Dugaan Penyimpangan Mengarah pada Praktik Korupsi yang Merugikan UMKM dan Kas Daerah

Selisih anggaran yang begitu besar bukanlah persoalan sepele. Dana sebesar Rp.5,3 miliar bisa menjadi amunisi penting untuk mendorong pertumbuhan UMKM lokal, menciptakan lapangan kerja baru, dan meningkatkan kesejahteraan masyarakat.

Namun, dana yang seharusnya dikelola untuk kepentingan pelaku usaha kecil ini justru diduga “menghilang” tanpa ada pertanggungjawaban yang jelas.

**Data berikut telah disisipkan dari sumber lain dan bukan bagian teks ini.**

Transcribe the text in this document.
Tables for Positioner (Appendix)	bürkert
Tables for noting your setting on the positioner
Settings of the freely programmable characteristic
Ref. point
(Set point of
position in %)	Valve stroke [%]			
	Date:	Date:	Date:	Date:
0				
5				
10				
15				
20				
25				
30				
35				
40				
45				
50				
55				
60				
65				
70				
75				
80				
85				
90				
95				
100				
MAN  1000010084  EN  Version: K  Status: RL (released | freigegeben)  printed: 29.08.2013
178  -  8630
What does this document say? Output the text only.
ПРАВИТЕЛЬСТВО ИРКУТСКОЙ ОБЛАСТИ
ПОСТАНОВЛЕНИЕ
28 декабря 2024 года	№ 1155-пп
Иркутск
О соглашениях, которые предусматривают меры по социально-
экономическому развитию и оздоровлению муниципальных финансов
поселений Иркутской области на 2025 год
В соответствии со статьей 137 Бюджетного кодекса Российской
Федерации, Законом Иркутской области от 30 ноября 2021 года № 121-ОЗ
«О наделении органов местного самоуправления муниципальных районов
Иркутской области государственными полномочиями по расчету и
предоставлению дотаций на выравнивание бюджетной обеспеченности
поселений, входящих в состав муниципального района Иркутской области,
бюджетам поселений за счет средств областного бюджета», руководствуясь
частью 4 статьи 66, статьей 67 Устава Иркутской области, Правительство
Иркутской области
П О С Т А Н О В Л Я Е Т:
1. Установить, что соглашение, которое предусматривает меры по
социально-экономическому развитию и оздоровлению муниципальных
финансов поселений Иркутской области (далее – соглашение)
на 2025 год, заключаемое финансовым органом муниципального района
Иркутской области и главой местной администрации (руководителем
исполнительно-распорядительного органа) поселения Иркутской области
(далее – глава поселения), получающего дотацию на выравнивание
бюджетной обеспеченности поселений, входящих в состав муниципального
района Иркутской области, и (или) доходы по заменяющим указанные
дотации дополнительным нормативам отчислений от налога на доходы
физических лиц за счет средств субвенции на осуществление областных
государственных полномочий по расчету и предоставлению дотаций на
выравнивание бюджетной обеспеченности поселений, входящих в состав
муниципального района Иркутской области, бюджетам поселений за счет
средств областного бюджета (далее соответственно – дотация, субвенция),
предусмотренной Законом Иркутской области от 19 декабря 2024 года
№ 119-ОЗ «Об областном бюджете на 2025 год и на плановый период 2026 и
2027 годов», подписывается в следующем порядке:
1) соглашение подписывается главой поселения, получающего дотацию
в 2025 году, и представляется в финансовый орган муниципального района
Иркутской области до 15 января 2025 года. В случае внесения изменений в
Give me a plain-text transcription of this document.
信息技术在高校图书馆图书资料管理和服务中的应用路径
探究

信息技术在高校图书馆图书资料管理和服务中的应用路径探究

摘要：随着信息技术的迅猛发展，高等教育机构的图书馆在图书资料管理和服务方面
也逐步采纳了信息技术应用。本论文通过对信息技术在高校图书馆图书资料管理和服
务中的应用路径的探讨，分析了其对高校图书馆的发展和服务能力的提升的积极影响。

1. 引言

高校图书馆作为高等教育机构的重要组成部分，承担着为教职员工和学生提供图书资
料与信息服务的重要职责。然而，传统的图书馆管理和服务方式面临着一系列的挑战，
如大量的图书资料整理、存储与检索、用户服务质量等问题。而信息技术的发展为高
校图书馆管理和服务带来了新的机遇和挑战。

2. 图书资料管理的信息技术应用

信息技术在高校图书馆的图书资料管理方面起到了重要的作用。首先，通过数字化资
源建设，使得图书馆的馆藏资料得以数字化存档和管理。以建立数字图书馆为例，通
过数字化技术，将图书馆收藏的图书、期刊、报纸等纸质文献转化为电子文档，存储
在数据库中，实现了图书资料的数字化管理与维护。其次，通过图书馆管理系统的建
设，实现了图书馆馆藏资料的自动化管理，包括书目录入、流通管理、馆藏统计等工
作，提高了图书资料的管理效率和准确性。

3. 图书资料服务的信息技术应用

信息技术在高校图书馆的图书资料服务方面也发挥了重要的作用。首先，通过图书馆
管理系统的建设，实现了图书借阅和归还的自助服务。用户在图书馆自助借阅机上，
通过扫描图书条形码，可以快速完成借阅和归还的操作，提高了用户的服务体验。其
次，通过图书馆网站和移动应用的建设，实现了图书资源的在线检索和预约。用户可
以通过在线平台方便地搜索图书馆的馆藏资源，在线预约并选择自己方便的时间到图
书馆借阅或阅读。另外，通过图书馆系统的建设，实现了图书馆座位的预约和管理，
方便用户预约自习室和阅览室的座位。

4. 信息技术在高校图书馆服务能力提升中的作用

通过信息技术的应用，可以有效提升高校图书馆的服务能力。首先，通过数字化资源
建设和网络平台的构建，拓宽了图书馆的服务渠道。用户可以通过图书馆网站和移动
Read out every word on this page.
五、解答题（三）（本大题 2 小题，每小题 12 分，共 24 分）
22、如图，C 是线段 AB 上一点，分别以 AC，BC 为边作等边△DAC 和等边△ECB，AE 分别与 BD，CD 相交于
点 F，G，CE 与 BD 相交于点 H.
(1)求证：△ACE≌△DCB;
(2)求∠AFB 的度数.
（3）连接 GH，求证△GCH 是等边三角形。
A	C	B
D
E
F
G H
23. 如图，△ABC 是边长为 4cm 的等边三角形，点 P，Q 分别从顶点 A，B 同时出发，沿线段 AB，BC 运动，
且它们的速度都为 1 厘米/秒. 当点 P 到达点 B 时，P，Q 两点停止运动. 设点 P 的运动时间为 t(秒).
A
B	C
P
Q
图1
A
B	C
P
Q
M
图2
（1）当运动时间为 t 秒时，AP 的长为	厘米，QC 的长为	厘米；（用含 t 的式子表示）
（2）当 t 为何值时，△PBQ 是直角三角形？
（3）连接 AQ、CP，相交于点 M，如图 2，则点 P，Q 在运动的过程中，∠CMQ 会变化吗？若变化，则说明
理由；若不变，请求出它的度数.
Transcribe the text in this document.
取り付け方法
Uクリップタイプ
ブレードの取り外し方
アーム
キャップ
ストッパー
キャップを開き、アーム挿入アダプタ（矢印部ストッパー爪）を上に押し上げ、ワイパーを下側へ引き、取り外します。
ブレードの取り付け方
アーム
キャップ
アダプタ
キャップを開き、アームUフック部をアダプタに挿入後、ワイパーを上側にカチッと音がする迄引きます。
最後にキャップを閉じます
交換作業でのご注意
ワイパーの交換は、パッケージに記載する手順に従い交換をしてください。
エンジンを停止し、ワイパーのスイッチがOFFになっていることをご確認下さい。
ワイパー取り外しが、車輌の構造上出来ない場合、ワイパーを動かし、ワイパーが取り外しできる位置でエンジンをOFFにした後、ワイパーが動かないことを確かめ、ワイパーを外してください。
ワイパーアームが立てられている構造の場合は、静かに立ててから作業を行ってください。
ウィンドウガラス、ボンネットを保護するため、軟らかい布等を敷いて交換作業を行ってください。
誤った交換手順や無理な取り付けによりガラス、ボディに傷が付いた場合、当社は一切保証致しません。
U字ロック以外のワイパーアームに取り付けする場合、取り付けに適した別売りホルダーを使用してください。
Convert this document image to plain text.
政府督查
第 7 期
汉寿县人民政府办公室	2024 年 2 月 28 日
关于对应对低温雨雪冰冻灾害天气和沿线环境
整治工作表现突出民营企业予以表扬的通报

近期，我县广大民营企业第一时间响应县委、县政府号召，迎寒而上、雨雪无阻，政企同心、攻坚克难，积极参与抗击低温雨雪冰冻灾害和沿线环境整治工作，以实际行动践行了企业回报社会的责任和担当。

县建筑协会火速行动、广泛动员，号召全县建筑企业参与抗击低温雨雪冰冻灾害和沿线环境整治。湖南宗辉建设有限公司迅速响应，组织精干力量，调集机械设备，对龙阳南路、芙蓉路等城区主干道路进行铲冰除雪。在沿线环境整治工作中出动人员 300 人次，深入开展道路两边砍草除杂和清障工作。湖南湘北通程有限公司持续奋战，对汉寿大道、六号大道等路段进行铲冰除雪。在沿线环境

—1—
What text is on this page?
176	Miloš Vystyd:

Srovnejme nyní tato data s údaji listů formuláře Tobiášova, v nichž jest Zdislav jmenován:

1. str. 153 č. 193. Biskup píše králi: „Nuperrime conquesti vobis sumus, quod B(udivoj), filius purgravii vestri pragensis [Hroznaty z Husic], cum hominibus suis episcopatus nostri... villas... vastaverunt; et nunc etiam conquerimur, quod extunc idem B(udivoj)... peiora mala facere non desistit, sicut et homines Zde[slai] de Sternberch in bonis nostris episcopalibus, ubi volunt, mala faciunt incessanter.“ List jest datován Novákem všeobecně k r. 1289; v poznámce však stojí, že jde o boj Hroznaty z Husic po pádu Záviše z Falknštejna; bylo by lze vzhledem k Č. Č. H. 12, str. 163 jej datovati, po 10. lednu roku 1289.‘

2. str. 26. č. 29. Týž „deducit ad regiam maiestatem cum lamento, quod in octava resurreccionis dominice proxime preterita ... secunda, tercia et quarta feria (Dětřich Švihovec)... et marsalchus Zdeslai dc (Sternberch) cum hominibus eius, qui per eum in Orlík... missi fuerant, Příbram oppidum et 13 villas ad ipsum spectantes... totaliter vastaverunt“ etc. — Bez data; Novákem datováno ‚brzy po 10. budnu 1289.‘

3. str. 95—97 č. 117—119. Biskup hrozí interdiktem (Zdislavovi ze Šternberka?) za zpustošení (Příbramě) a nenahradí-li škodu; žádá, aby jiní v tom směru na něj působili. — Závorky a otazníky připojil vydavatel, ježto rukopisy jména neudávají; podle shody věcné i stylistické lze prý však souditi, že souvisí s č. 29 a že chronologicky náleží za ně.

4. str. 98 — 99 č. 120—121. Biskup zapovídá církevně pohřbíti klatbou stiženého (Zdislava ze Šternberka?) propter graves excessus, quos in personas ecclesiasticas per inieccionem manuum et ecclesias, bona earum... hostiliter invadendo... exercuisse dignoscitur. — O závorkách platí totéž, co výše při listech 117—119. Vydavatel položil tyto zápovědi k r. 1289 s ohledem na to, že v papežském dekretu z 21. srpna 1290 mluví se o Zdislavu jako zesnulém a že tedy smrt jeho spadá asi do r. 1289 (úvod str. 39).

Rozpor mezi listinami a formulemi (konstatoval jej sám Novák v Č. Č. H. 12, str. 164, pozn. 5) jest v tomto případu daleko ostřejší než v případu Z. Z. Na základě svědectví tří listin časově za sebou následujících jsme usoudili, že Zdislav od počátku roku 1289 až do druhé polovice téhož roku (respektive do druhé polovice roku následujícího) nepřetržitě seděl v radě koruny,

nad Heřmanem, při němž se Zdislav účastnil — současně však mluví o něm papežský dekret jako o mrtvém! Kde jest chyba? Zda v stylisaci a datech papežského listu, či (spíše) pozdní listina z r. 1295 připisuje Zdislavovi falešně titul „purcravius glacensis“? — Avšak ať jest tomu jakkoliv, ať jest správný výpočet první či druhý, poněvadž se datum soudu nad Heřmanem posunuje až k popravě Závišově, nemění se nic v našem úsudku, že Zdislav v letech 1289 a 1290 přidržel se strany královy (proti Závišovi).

Hal ini memicu dugaan bahwa dana publik telah dimanfaatkan untuk kepentingan pribadi atau kelompok tertentu, yang secara langsung mencederai prinsip keadilan sosial dan amanah yang diberikan oleh rakyat.

BPK sebagai lembaga negara yang bertugas mengaudit keuangan pemerintah sebenarnya telah memberikan rekomendasi agar ada perbaikan dalam pengelolaan anggaran ini.

Akan tetapi, tanpa adanya tindakan nyata dari Aparat Pengawasan Intern Pemerintah (APIP) dan instansi terkait, rekomendasi BPK hanya akan menjadi catatan di atas kertas.

Sementara itu, UMKM yang membutuhkan bantuan dana, pelatihan, dan fasilitasi untuk mengembangkan usahanya malah menjadi korban dari praktik ketidakadilan ini.

Tanggung Jawab APIP dan Perlunya Penegakan Hukum yang Tegas

Ketidakseriusan APIP dalam menindaklanjuti rekomendasi BPK hanya akan memperburuk kondisi ini dan menunjukkan lemahnya pengawasan internal pemerintah daerah.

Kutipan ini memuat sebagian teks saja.